Report: Google To Have ‘Right To Be Forgotten’ Tool Up In 2 WeeksBy: Chris Crum - May 15, 2014
Earlier this week, the Court of Justice of the European Union ruled that Google and other search engines must take requests from people for search results to be deleted. It’s up to the search engines to determine whether or not to comply with such requests. If Google, for example, feels there is a legitimate reason for a particular result to be removed, it can do so. If it doesn’t, it might have to go to court on a case-by-case basis when individuals are willing to fight it.
The Wall Street Journal is now reporting, citing Germany privacy officials, that Google will “create a mechanism for German users to request the removal of links to information about them from the company’s popular search engine within the next two weeks.”
In the past, Google has been very vocal about its opposition to removing legal content from search results. The company considers this a form of censorship. With this news, Google appears to be at least playing ball with the recent ruling, in giving users a new way to request that results are pulled. How often Google will actually comply remains to be seen.
As expected, more complaints are coming out quickly as a result of the ruling. The Journal reports that privacy regulators typically see about 100 requests to suppress search results each year, but had immediately received eight on the day after the ruling alone.

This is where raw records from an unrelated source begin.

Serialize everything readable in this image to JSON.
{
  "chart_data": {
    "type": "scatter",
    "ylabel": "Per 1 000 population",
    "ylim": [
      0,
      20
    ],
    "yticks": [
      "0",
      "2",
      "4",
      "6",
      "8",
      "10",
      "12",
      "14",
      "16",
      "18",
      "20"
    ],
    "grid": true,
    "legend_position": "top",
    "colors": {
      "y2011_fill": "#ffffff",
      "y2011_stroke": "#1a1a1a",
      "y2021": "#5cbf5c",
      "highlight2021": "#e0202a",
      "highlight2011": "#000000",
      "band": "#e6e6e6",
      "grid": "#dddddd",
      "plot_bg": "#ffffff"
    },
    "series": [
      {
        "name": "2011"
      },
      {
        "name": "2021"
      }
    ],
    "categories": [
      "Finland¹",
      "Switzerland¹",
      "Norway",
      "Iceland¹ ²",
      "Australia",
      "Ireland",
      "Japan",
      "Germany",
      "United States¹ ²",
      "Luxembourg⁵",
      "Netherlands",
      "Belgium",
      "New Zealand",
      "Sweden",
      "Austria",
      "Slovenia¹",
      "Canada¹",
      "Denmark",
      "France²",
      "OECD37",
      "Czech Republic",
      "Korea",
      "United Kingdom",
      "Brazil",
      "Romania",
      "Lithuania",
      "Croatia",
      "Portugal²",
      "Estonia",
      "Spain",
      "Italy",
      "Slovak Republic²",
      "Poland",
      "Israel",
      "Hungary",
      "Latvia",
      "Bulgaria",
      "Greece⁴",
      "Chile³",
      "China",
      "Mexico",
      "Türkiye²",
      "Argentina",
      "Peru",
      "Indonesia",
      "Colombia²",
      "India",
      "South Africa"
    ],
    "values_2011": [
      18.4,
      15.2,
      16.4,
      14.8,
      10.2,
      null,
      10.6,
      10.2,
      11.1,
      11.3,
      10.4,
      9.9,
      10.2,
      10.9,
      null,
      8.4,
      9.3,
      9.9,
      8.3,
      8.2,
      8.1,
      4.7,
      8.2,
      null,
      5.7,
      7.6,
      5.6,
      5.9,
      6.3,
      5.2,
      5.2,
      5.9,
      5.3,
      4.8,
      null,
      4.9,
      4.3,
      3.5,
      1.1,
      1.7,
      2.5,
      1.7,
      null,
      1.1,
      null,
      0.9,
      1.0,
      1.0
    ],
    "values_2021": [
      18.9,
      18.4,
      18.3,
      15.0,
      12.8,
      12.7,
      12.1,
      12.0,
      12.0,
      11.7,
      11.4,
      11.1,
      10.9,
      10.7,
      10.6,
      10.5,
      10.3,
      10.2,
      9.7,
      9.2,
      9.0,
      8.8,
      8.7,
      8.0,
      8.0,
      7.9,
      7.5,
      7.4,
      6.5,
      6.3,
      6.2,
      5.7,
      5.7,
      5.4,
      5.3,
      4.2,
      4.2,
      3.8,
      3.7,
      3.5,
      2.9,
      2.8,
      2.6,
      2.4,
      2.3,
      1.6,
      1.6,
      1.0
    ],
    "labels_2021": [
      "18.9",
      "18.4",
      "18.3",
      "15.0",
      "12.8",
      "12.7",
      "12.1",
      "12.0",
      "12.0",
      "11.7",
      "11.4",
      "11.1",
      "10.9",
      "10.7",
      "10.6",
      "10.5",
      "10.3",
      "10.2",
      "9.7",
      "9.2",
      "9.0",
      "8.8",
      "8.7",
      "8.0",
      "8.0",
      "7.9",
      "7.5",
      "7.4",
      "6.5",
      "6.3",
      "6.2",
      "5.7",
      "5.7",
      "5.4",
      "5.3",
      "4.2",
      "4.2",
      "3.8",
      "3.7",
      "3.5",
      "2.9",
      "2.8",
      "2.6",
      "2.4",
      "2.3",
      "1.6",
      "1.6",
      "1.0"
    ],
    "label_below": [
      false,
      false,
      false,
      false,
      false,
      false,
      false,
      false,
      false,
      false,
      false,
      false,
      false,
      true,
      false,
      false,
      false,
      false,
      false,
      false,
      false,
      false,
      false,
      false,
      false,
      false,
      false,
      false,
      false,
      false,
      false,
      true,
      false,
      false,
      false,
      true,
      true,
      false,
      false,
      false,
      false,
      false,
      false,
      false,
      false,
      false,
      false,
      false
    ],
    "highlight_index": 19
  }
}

According to BBC News, Google has already received takedown requests from an ex-politician seeking re-election (regarding “behaviour in office”), a man convicted of possessing child abuse images (regarding pages about his conviction), and a doctor (regarding negative reviews from patients).
You can already see where the ruling could be a pretty big problem. On one hand, if Google were to delete such things, it could have a dangerous outcome because of the lack of information. On the other hand, it’s going to cost money for Google to battle such individuals in court, and there will clearly be a lot more of them than ever before thanks to the ruling.